The kafala system is a type of sponsorship programme that requires an employer to consent to the migrant worker entering or leaving the country, where they live and their ability to change jobs. If an employer reports a migrant worker as missing, he or she is considered to have “absconded” and automatically becomes undocumented and can be arrested. According to Human Rights Watch, many migrant workers get their passports confiscated by their Qatari employers and thereby become trapped, in sometimes slave-like conditions.

Although Qatar has now had five years to phase out the system, it is still very much in practice.

“This World Cup has been supporting an infrastructure that has been built on the most exploitative working conditions you can imagine,” said Pete Pattisson, a video and photojournalist who has documented migrant workers in Qatar for the past nine years, in comments to FRANCE 24’s Perspective programme on Wednesday.

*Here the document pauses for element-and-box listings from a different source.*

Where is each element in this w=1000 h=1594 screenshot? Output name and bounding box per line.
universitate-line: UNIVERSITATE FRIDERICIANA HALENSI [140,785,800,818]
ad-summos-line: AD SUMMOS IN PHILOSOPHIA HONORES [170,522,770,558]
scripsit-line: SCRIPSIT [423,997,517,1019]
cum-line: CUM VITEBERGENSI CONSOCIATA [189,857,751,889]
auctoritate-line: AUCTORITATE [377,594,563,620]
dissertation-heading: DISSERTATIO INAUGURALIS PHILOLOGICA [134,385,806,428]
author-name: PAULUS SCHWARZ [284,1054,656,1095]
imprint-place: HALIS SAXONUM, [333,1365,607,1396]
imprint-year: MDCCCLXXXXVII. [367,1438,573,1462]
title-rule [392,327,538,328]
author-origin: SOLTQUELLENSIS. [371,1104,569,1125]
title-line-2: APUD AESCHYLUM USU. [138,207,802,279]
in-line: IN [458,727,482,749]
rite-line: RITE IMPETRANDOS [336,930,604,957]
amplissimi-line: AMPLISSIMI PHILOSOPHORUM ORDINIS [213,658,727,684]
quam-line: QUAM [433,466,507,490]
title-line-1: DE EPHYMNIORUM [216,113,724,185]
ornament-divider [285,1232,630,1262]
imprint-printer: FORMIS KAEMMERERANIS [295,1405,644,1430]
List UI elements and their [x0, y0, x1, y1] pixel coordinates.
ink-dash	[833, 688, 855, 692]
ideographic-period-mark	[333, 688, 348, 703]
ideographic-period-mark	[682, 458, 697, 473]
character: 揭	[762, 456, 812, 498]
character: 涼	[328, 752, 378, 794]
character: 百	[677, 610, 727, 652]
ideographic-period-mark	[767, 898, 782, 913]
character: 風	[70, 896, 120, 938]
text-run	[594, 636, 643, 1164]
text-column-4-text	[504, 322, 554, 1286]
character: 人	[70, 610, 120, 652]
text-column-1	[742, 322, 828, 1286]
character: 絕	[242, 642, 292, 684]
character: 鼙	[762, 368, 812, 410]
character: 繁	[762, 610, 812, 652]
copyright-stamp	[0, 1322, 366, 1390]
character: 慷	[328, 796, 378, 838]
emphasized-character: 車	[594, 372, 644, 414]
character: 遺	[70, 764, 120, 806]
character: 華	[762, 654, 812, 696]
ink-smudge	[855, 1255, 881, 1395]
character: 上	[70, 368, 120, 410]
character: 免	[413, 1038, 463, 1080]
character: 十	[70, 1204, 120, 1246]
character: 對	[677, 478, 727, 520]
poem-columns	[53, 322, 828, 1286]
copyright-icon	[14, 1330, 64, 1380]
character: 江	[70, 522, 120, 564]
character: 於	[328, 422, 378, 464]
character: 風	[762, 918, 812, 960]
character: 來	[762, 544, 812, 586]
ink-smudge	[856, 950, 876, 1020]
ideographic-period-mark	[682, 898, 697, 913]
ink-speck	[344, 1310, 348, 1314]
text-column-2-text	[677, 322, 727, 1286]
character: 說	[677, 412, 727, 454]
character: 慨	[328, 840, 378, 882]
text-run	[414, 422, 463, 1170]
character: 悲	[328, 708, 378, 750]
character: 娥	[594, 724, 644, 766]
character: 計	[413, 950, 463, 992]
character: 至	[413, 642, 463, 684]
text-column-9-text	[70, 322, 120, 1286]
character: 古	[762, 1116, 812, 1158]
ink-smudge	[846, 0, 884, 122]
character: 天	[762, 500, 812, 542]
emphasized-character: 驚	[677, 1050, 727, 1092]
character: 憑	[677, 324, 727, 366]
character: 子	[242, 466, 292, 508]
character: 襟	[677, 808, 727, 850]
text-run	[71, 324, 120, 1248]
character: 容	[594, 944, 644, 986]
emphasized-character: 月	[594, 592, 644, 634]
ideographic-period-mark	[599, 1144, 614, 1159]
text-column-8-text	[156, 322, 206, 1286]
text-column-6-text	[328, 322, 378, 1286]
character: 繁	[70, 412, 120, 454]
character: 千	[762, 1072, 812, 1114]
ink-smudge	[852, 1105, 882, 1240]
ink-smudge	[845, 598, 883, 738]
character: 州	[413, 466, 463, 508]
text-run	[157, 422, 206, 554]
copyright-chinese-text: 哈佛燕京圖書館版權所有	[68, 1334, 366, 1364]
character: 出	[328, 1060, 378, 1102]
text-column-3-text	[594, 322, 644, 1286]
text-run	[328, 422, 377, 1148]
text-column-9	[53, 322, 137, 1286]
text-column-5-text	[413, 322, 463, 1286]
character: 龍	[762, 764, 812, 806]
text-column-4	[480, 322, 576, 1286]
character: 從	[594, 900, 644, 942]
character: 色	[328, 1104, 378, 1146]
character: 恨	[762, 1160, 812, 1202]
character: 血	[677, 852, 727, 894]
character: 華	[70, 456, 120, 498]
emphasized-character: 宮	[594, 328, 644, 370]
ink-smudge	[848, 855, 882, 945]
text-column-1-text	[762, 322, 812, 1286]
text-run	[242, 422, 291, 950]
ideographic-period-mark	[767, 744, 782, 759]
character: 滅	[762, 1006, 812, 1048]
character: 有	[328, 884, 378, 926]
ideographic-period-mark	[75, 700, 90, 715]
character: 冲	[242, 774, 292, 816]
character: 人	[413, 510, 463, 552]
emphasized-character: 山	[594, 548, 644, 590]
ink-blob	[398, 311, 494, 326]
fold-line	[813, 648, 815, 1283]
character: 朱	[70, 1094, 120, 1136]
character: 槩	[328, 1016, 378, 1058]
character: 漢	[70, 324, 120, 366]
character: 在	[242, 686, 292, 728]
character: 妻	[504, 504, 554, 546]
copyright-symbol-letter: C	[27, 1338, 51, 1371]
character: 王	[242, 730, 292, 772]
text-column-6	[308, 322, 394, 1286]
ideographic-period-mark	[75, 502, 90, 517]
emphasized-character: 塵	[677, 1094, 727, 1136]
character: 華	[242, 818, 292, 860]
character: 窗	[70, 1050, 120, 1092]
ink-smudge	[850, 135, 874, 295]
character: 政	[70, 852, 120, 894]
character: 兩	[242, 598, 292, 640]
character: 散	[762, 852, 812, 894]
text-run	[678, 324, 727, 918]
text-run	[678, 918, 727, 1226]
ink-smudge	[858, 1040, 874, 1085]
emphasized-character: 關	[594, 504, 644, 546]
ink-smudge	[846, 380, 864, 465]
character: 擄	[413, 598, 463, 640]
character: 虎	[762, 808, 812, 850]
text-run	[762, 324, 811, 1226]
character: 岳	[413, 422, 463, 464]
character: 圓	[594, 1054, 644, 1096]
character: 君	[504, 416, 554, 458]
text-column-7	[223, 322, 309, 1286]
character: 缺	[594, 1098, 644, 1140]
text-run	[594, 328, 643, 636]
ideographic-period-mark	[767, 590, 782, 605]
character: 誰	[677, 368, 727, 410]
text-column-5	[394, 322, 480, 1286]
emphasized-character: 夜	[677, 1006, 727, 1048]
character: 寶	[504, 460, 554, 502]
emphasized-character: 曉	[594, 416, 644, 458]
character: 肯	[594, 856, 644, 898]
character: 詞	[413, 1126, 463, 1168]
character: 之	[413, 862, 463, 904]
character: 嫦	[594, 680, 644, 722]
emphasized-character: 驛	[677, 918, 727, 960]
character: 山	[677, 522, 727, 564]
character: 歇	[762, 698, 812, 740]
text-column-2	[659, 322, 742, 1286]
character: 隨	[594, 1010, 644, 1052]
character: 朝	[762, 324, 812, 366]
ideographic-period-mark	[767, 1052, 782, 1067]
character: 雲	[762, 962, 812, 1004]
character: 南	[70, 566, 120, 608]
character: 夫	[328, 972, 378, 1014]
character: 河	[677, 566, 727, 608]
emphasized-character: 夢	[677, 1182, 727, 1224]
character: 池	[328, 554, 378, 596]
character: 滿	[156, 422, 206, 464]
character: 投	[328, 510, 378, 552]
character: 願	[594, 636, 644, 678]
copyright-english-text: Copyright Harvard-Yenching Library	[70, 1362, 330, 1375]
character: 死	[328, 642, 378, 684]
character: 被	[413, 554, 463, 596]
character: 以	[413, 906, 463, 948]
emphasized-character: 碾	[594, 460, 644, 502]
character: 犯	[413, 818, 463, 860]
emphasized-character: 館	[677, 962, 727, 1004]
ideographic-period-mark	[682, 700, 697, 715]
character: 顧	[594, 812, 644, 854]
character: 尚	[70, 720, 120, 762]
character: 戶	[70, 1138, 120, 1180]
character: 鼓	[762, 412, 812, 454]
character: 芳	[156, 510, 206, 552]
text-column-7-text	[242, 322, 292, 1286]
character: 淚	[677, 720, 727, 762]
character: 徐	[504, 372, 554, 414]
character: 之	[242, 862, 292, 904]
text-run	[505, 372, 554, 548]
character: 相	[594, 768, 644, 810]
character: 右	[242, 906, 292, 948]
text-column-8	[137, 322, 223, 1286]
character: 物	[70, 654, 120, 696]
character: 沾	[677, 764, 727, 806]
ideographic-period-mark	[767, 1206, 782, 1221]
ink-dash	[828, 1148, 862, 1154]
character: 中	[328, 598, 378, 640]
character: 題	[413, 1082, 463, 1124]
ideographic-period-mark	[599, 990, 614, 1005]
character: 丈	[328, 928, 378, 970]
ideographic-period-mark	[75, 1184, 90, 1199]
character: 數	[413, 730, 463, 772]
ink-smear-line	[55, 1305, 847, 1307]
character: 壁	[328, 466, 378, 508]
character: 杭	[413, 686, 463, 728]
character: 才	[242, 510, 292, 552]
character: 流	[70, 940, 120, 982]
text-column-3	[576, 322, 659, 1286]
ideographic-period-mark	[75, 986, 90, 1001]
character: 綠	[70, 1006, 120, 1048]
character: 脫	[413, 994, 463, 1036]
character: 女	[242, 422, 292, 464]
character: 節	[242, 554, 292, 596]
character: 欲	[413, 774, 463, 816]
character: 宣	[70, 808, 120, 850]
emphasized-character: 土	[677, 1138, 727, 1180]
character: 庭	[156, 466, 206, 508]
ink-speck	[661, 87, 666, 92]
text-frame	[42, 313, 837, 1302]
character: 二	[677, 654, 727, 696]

Carbon footprint and 'creative accounting'

The environmental impact of the upcoming World Cup has also become a major sticking point.

Qatar has touted the tournament as the first-ever carbon-neutral event in its history, talking far and wide about the carbon-neutral technologies used during construction, the solar-powered air-conditioning that will cool the eight stadiums, its electric metro system, and the fact that visitors will not need to fly internally since the stadiums and other buildings are so close together.  

But a May report by the European non-profit Carbon Market Watch (CMW) dismissed Qatar’s zero-carbon footprint claims, accusing the country of applying “creative accounting” to meet its goals.

CMW cited, in particular, Qatar’s calculations on how much carbon was emitted during the construction of the stadiums, saying it could be as much as eight times higher than Doha has reported.

It also shot down Qatar’s purported emission-absorbing “tree and turf nursery” as “not credible”, saying the absorption is “unlikely to be permanent in these artificial and vulnerable green spaces”.  One clear example is the grass, which – once the event is over – will have to be replaced by artificial turf due to the searing hot climate.

“Claims that the 2022 FIFA World Cup will not contribute additional carbon emissions to the atmosphere are completely unrealistic. The data already available today show that, contrary to predictions, the Qatari tournament’s climate impact will be unambiguously negative,” CMW said.

And the knock-on effects won’t stop there, given the vast construction projects currently under way. In addition to the newly built stadiums, Qatar has expanded Doha airport, built an array of new hotels, and extended its rail and highway networks.